Meine Mitkurenden erholen sich auch langsam und so werden die nächsten Tage sehr gesellig. Ich habe nur noch wenige Behandlungen. Langsam steigt die Anspannung wieder und damit auch die Verspannung. Mein Rücken schmerzt. Ich schlafe wieder unruhiger. Vielleicht auch, weil die Abreise naht. Es gab noch eine aufbauende Darmtherapie, Nährendes für den Körper. Für meine Nasenbehandlung hatte der Arzt keinen Termin mehr in der Therapieabteilung bekommen. Schade! Und ich sollte zu einer sogenannte "Frauenmassage" mit Seidentüchern und kitzelnden Pinseln, die ich nach den ersten Minuten abbrechen musste. Wenig Schlaf und der steigende Stresspegel beim Gedanken an das "alte" Leben und den Weg nach Hause, machten mich kribbelig genug. Besonders schön in den letzen zwei Tagen aber sind die Gespräche mit den anderen Gäste. Viele sind regelmäßig hier und haben im Parkschlösschen eine Art Oase im Leben gefunden, wo man regelmäßig Kraft tanken kann. Einmal im Jahr wird eine Panchakarma- Kur empfohlen. Empfehlungen bekomme ich auch von Dr. Rhyner beim Abschlussgespräch. Wie es mir geht, will er wissen und schaut mich wieder mit seinem durchdingenden Blick an. "Mir graut es vor da draußen", gestehe ich leise. "Wir haben viel erreicht", sagt er. "Aber Sie sind immer noch ge- schwächt." Mit dem Zeigefinger erklärt er, dass ich mehr für mich sorgen soll und mir Menschen suchen, die sich auch um mich kümmern. Er gibt mir ein paar Kräutermittelchen mit, Tipps und Ratschläge für den Alltag und meint, als er mich hinausbegleitet, ich solle meine Rüstung nicht vergessen. Ich umarme ihn und bedanke mich gerührt für alles.

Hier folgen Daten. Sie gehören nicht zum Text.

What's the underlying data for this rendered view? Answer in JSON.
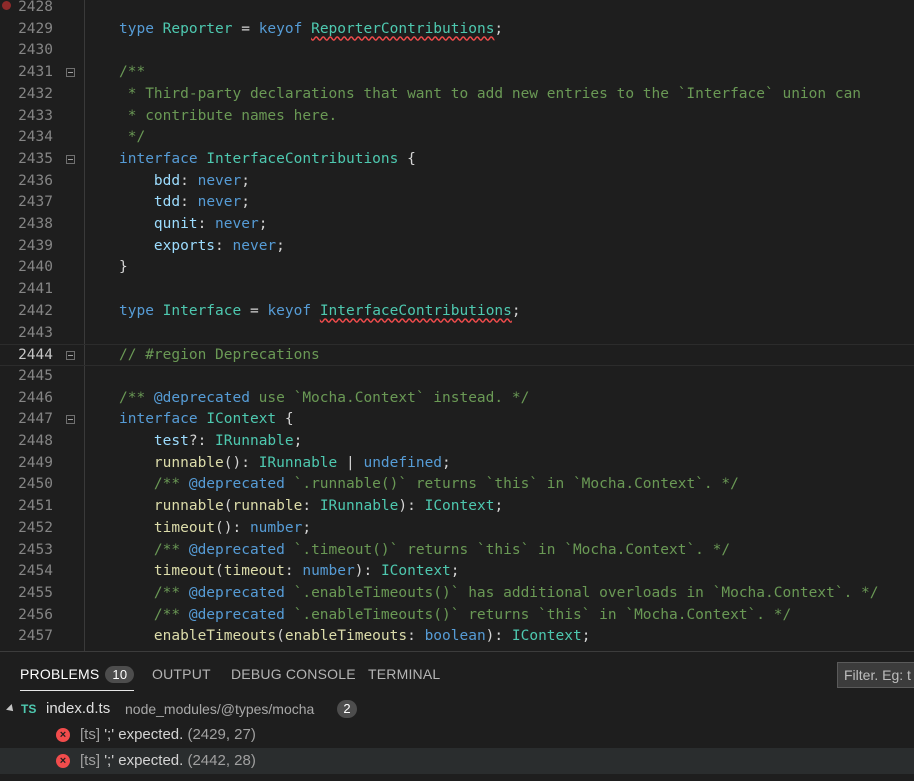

Als ich zum Kofferpacken in mein Zimmer gehe, bin ich erst traurig. Aber dann schlägt meine Stimmung um, in eine stille Freude. Ich freue mich, dass ich mich wieder freue. Ich fühle mich kräftiger, zuversichtlich und einige kleine körperliche Wehwehchen sind verschwunden.

Wieder zu Hause freut sich meine zuständige Ärztin ein paar Wochen später mit mir über die sehr guten Werte, alles wieder normal. Und bis auf den Rücken, der seitdem muckert, bin ich wieder fit, gut gelaunt und stark genug für die nächsten großen Projekte. Meine Antwort auf die Frage, wie es war, lautet immer: "Sie haben die Freude in mir wieder entfacht." Dafür bin ich sehr dankbar und habe für nächstes Frühjahr die nächste Kur eingeplant.